I'm working on a hobby compiler/interpreter for a toy procedural language and I've implemented most of the features I set out to explore except for a good garbage collection algorithm (similar to this guy). I've read quite a bit about various algorithms and I have a general idea of how to implement them. Earlier iterations of my language runtime used reference counting but I dropped it to learn something more advanced so I'm now considering a mark and copy compacting algorithm.
My first issue in getting started is preventing the algorithm from collecting 'objects' in native extension functions (i.e. functions written in C). The root set consists of 'objects' on the interpreter's stack and 'objects' in symbol tables, and I shouldn't have too much trouble with these, however, if a container 'object' is created in a C function, then populated with child 'objects', how can I prevent the GC from collecting them since it's not actually on the interpreter stack or bound to a symbol?
Things that make implementing GC easier:
- All 'objects' in my language are of a builtin type (e.g. not object oriented)

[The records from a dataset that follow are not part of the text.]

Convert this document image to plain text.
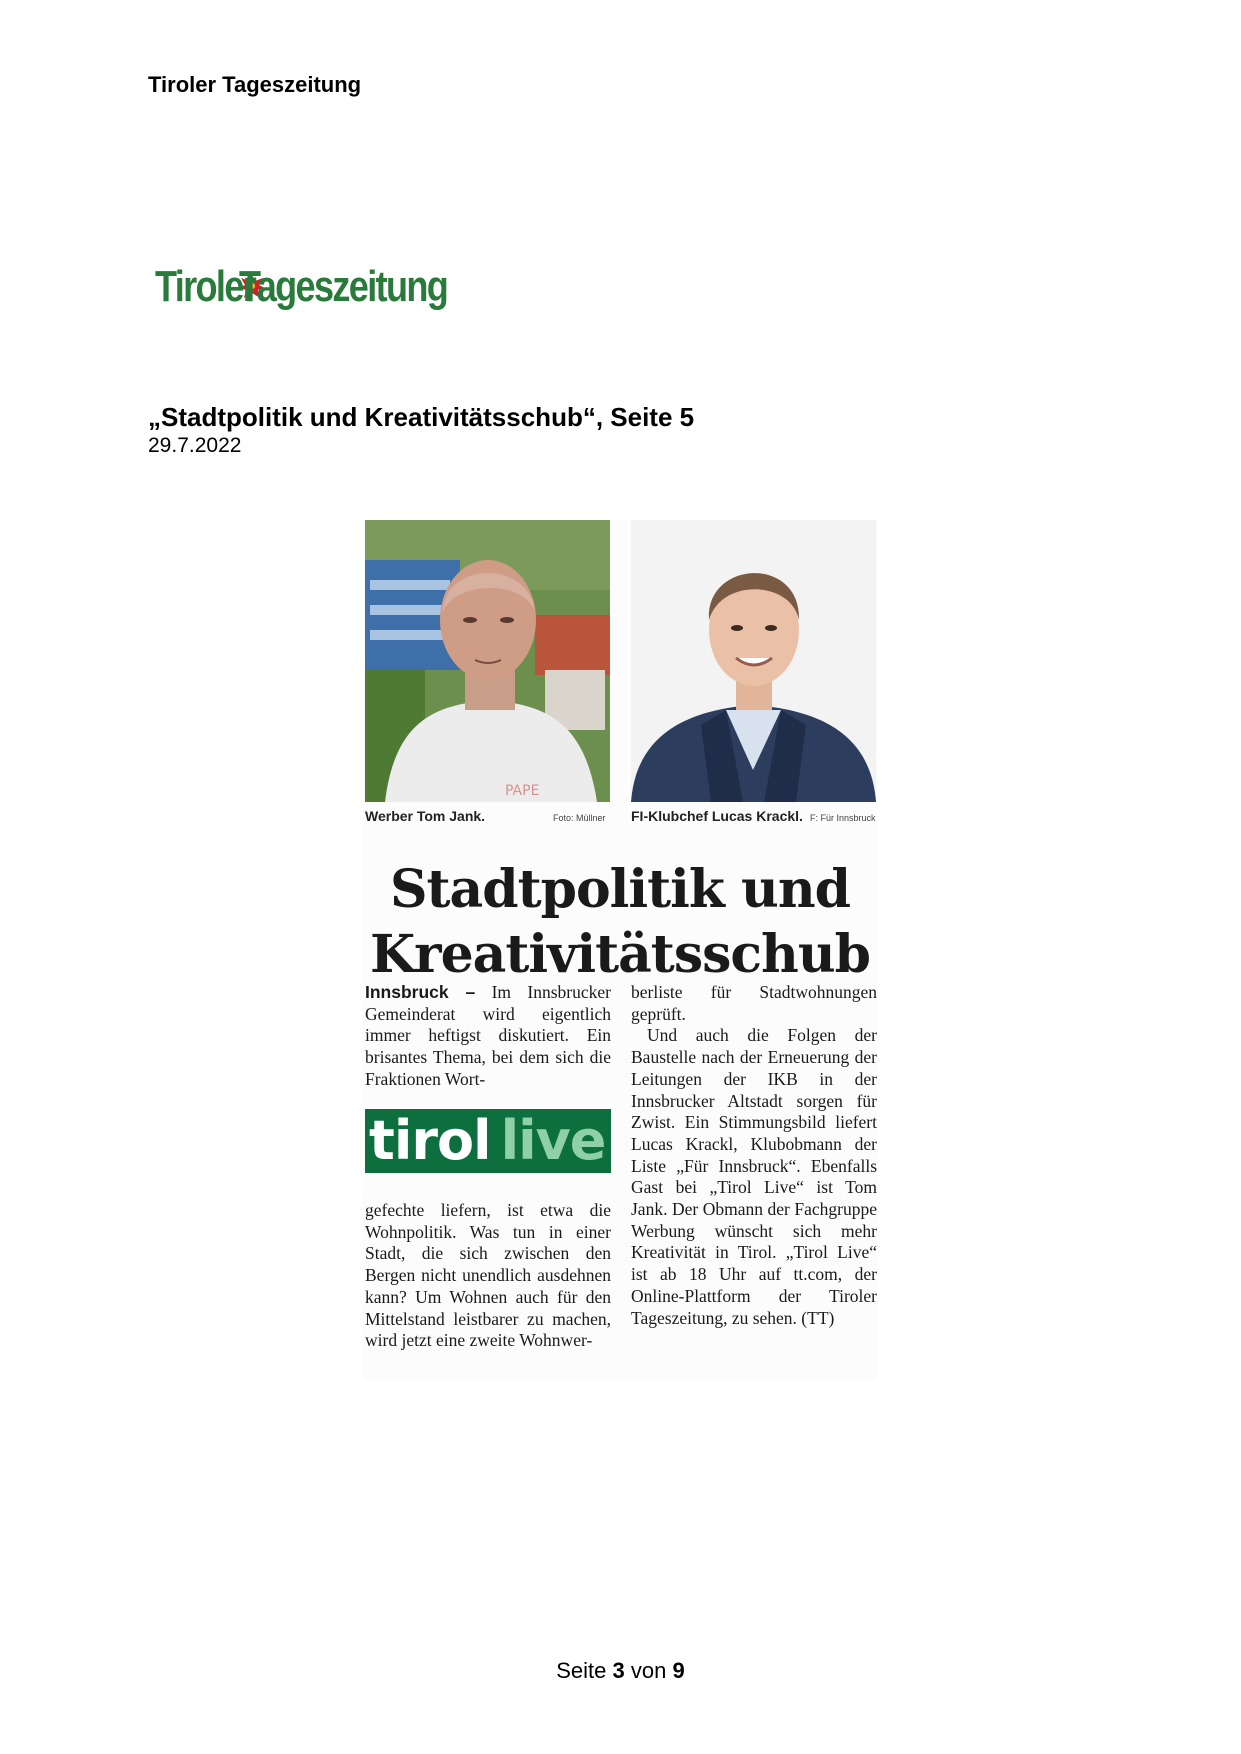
Tiroler Tageszeitung
Tiroler
Tageszeitung
„Stadtpolitik und Kreativitätsschub“, Seite 5
29.7.2022
PAPE
Werber Tom Jank.	Foto: Müllner FI-Klubchef Lucas Krackl. F: Für Innsbruck
Stadtpolitik und
Kreativitätsschub

Innsbruck – Im Innsbrucker Gemeinderat wird eigentlich immer heftigst diskutiert. Ein brisantes Thema, bei dem sich die Fraktionen Wort-

tirol live

gefechte liefern, ist etwa die Wohnpolitik. Was tun in einer Stadt, die sich zwischen den Bergen nicht unendlich ausdehnen kann? Um Wohnen auch für den Mittelstand leistbarer zu machen, wird jetzt eine zweite Wohnwer-

berliste für Stadtwohnungen geprüft.

Und auch die Folgen der Baustelle nach der Erneuerung der Leitungen der IKB in der Innsbrucker Altstadt sorgen für Zwist. Ein Stimmungsbild liefert Lucas Krackl, Klubobmann der Liste „Für Innsbruck“. Ebenfalls Gast bei „Tirol Live“ ist Tom Jank. Der Obmann der Fachgruppe Werbung wünscht sich mehr Kreativität in Tirol. „Tirol Live“ ist ab 18 Uhr auf tt.com, der Online-Plattform der Tiroler Tageszeitung, zu sehen. (TT)

Seite 3 von 9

- The interpreter stack is just a stack of pointers to structs
- Symbol tables are just arrays of pointers to structs
User code:
f = open('words.txt', 'r');
lines = readlines(f);
close(f);
Interpreter (after parsing, compiling to bytecode...):
push
filename, open_mode- call
builtin_fopen
which returns a struct wrapping aFILE*
- store result in symbol
f
- push symbol
f
- call
builtin_flines
which creates a list typel
, then used Cfread
to read each line of the file as a string type, appending it to the listl
- store result in symbol
lines
, and so on....
Now if the GC ran while one of the strings containing a line in the file was being allocated, the root set does not yet have any reference to l
, so it should get collected.
Any ideas on how to handle this better?